Chemistry Forum

a)Calculate the solubility product constant for Mg(OH)₂
Mg(OH)₂ + 2 e⁻ → Mg + 2OH⁻ E° = -2.67

b) Calculate the formation constant for Ag(NH₃)₂⁺

How to answer both these questions?

(Deviation from the subject) Why don't other moderators answer the questions asked by chemistry students, chemistry professionals, chemistry hobbyst in this forum?

1. Do you know the law of mass Action?
2. What is your own atempt to this.
3. Your deviation question, maybe send them a PN, here is not much traffic.

I am working on a) and b).

(Deviation from the subject)What is PN? Would you explain?

PN = Personal notification also PM Personal message or easier called email.

Nice post

My answer to (a):
\(Mg(OH)_2 + 2 e^- \leftrightarrow Mg + 2 OH^- E^{\circ} = -2.67 V \) oxidation

\( Mg + 2 e^- \rightarrow Mg E^{\circ}= -2.36 V K = \frac{1}{K_{sp}}\) reduction

\( log K = \frac{2 [-2.36 -(-2.67)]}{0.059} =10.51 \)

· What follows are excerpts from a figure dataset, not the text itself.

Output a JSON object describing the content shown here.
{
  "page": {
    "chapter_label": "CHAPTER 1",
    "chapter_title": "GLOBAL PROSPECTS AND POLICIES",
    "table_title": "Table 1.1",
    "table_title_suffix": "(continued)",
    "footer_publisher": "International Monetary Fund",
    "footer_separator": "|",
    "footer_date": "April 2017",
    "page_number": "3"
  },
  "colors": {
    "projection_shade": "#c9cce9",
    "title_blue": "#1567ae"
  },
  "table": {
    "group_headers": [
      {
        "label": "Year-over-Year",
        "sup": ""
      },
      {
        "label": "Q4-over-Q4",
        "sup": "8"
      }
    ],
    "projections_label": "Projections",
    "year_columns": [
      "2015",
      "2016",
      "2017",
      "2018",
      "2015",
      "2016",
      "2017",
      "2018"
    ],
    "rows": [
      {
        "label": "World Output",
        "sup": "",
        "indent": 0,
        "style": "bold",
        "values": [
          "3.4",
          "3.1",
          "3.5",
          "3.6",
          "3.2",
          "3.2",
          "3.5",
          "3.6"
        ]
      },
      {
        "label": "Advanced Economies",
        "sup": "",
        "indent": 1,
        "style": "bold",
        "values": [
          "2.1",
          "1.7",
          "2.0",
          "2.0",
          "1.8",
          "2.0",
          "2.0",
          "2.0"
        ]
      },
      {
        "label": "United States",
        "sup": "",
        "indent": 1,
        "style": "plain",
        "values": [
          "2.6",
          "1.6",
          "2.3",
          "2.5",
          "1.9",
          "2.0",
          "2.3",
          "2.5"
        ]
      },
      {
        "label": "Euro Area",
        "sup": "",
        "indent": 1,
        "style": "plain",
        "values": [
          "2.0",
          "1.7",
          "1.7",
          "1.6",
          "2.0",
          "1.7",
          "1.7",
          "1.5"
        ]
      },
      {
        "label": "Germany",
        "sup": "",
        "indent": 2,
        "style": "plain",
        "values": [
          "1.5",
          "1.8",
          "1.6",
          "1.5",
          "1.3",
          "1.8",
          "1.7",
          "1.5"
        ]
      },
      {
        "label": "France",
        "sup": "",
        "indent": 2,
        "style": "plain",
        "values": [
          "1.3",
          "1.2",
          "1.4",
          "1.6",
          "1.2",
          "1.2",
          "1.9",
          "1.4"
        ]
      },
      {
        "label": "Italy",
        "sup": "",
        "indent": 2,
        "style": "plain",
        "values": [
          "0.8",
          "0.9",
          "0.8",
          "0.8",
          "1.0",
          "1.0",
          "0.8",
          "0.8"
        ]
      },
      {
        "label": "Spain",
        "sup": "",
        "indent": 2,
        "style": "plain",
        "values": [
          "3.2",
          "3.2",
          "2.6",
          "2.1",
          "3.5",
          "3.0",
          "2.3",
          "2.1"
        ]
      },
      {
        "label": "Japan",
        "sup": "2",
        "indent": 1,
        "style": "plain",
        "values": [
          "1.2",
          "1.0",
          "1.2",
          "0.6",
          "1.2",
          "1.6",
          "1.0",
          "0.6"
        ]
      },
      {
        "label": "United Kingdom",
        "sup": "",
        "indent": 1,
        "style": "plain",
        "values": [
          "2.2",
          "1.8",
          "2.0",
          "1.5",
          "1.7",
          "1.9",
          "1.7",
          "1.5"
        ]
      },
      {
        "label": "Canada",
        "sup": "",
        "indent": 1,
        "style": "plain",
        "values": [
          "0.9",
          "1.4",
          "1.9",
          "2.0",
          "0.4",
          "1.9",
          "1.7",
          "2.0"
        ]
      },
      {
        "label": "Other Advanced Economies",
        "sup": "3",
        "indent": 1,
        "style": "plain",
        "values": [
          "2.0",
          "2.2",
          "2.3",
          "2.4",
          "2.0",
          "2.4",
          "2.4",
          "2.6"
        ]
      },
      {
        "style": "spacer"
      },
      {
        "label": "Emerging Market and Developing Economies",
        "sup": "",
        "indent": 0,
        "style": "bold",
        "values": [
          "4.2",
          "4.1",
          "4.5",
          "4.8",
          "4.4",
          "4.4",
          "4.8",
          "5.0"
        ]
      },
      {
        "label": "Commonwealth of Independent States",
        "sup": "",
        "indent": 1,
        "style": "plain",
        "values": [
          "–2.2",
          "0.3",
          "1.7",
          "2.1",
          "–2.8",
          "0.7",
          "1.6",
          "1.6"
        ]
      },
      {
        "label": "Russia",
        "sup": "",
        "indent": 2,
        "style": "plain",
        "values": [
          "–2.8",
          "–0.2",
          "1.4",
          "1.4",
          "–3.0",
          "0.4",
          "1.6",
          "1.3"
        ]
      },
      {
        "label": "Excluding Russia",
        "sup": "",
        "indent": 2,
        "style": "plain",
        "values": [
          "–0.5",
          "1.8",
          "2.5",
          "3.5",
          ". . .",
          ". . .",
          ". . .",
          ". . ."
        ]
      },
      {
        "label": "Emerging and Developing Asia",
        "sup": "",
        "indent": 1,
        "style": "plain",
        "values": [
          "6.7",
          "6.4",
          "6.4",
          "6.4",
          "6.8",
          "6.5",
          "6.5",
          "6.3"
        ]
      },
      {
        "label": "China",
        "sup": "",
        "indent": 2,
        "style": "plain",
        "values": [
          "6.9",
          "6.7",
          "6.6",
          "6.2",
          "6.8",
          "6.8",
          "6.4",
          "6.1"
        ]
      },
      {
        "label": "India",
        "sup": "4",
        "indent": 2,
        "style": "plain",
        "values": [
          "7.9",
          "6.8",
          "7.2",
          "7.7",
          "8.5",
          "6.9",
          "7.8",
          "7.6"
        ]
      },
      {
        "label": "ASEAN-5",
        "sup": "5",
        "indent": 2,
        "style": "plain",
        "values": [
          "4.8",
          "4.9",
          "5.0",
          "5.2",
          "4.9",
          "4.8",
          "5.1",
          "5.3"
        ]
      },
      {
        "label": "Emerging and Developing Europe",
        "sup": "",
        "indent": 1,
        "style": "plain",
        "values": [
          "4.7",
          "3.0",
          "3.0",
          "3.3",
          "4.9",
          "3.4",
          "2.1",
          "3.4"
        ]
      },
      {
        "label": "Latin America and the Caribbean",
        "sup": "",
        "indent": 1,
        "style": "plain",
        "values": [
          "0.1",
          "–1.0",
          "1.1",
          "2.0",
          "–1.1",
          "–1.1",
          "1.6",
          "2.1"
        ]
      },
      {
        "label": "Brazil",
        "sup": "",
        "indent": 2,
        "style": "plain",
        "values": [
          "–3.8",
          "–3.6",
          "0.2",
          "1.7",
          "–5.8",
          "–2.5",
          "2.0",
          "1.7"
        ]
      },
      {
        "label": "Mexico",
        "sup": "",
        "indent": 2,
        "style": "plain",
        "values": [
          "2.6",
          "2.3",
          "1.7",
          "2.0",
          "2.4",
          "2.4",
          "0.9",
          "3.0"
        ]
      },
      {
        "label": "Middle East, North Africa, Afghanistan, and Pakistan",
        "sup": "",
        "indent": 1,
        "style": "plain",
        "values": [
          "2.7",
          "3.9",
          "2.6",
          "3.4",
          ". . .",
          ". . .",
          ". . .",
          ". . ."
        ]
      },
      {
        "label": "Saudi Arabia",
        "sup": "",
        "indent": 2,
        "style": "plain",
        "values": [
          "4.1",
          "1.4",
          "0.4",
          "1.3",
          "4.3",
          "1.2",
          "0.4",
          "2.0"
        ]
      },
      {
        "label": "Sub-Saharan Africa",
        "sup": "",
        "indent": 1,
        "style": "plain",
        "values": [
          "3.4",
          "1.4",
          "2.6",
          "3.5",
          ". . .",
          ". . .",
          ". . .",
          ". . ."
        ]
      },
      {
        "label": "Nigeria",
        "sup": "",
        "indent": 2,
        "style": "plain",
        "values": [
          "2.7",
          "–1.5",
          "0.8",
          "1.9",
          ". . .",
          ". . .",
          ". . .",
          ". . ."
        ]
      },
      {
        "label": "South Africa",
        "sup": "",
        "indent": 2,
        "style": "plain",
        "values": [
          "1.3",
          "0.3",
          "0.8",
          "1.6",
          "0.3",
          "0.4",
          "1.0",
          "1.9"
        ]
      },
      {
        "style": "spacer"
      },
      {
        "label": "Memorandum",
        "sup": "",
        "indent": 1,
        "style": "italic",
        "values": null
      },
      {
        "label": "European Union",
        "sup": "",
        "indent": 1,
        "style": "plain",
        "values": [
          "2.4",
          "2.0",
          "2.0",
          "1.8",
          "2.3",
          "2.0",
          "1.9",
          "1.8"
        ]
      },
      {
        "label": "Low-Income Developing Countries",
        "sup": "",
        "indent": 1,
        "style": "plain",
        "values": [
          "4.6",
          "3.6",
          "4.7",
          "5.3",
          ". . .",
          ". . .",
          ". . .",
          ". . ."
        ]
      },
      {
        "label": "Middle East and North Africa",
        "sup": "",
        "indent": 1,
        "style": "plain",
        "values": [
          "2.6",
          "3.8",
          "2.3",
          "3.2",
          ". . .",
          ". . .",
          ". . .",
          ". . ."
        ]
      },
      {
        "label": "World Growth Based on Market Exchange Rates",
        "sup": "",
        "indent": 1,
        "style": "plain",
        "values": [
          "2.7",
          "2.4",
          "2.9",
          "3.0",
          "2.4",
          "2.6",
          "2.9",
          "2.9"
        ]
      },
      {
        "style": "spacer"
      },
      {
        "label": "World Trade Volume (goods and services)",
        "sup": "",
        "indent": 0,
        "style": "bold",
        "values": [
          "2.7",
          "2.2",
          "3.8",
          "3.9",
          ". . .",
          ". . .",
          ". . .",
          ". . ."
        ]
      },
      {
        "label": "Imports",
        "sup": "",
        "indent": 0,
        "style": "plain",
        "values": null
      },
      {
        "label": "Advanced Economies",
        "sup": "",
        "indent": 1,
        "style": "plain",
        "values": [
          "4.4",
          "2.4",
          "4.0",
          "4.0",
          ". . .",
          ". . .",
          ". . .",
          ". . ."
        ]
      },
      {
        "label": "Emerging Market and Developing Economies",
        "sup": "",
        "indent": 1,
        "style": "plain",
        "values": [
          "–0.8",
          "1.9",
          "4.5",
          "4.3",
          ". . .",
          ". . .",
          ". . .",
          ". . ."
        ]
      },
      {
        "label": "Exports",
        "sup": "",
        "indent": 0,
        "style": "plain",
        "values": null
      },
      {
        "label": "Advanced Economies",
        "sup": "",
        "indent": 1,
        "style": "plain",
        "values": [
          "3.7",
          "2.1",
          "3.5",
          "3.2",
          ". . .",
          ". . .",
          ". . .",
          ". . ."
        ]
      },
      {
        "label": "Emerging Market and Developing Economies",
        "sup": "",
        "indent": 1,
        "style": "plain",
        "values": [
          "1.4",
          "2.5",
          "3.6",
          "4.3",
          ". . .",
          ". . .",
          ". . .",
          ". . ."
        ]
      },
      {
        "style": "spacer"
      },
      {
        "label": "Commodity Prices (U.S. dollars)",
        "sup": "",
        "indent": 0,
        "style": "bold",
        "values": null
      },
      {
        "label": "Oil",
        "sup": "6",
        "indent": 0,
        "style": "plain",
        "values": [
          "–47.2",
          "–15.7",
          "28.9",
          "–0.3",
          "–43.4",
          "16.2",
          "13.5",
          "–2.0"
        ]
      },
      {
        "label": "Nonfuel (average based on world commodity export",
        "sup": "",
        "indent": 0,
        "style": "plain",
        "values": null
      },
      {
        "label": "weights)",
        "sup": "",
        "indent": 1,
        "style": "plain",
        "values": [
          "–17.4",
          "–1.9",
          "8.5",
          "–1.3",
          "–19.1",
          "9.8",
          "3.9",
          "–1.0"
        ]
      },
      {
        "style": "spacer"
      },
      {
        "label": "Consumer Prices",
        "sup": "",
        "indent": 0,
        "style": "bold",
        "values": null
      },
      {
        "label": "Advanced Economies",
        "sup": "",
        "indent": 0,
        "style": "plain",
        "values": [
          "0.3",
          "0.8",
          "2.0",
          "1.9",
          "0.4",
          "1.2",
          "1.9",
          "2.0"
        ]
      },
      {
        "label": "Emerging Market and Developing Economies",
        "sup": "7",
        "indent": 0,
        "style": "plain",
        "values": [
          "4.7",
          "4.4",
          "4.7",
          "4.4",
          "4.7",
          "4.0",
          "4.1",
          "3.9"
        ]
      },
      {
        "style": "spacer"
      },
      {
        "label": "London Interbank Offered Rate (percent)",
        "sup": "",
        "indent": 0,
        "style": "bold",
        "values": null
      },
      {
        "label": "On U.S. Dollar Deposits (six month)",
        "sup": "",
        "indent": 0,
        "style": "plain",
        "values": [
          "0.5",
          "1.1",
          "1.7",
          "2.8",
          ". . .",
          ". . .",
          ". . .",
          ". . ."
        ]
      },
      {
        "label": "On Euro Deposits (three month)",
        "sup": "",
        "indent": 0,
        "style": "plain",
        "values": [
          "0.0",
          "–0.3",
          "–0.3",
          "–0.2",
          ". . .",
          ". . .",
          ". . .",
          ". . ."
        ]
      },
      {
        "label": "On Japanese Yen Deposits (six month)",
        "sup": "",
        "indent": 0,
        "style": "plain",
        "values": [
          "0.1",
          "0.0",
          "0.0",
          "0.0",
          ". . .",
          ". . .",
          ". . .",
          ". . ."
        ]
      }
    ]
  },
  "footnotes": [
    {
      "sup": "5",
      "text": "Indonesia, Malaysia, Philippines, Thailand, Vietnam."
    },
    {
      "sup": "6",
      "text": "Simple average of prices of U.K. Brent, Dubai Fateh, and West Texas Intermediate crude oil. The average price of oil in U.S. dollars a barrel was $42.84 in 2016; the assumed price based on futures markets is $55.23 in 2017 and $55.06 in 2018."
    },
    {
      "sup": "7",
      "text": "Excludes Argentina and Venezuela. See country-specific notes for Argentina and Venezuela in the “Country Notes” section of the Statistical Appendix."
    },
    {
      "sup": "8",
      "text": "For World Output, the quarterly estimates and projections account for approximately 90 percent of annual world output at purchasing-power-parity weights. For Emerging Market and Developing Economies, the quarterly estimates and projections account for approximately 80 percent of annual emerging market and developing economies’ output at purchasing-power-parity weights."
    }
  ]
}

\(K=\frac{1}{K_{sp}}= 3.2 \times 10^{10} \)

\(K_{sp}\) = 3.1e-11

My answer to (b):

\(Ag + 2 NH_3 \rightarrow Ag(NH_3)_2^+ E^{\circ} =?\)

\(Ag^+ + e^- \rightarrow Ag E^{\circ} = 0.80 V \)

Now, how to answer (b)?

For Ag + 2 NH₃ => [Ag (NH₃)₂]+ + e- is E°= 0,413 V

Calculation here but it is in german

https://www.chemieunterricht.de/dc2/kom ... -best.html

I found on Internet, E°= 0.37 Volts for the reaction [Ag(NH₃)₂]⁺ + e⁻ ⇌ Ag + 2 NH₃.

So, K = Kf, Log Kf= \(\frac{0.80 Volts-0.37 Volts}{0.059} = 7.29 K_f= 1.9 \times 10^7 \)

There is a discrepancy between your answer of 2.1e6 and my answer 1.9e7. Is this discrepancy significant?

In the link they also mentioned 1.2 x 10^7 . What is more close to your result with 1.9 x 10 ^7.